- Portrait of Allen

Personal information
- Full name: James Kanati Allen
- Born: January 25, 1947 Los Angeles, California, U.S.
- Died: December 31, 2011 (aged 64) Los Angeles, California, U.S.
- Height: 1.73 m (5 ft 8 in)

Gymnastics career
- Discipline: Men's artistic gymnastics
- Country represented: United States
- College team: UCLA Bruins (1964–1968)
- Club: Los Angeles High School
- Head coach: Art Shurlock
- Retired: c. 1972
- Medal record
Men's artistic gymnastics
Representing United States
| Event | 1st | 2nd | 3rd |
| Universiade | 0 | 1 | 0 |
| Total | 0 | 1 | 0 |
Universiade
| Silver medal – second place | 1967 Tokyo | Team |

= Kanati Allen =

American artistic gymnast

James Kanati Allen (January 25, 1947 – December 31, 2011) was an American gymnast. He was a member of the United States men's national artistic gymnastics team and competed for the seventh-place U.S. team at the 1968 Summer Olympics.
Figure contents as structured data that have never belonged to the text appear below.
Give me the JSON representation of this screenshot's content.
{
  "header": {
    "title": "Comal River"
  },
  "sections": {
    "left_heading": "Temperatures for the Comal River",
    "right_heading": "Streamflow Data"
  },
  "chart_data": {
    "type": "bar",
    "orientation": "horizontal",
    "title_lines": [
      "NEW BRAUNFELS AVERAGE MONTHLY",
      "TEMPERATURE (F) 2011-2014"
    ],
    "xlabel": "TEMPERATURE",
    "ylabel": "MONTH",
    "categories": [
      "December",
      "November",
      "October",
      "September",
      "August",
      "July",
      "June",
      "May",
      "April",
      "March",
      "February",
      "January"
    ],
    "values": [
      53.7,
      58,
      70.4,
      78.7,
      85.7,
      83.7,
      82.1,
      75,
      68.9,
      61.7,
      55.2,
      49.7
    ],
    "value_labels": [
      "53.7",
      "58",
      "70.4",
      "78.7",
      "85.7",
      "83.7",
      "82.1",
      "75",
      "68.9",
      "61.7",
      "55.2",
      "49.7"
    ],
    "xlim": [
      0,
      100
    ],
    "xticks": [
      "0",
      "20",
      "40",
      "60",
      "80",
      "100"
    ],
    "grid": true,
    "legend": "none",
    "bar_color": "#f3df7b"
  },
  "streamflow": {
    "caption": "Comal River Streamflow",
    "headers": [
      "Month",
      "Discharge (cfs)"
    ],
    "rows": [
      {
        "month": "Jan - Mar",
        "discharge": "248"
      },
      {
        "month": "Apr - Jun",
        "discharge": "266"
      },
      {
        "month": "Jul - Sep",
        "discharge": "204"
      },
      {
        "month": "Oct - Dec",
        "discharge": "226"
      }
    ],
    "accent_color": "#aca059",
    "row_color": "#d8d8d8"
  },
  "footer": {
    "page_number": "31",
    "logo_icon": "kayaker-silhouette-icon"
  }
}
Allen, who is black and Cherokee, was the first African-American gymnast to compete at the Olympic Games.

Allen attended Los Angeles High School before attending University of California, Los Angeles where he competed as a member of the UCLA Bruins men's gymnastics team from 1964 to 1968.

His last major competition was the 1972 United States Olympic trials where he was not selected for the 1972 Summer Olympics.

He received a PhD in physics from the University of Washington.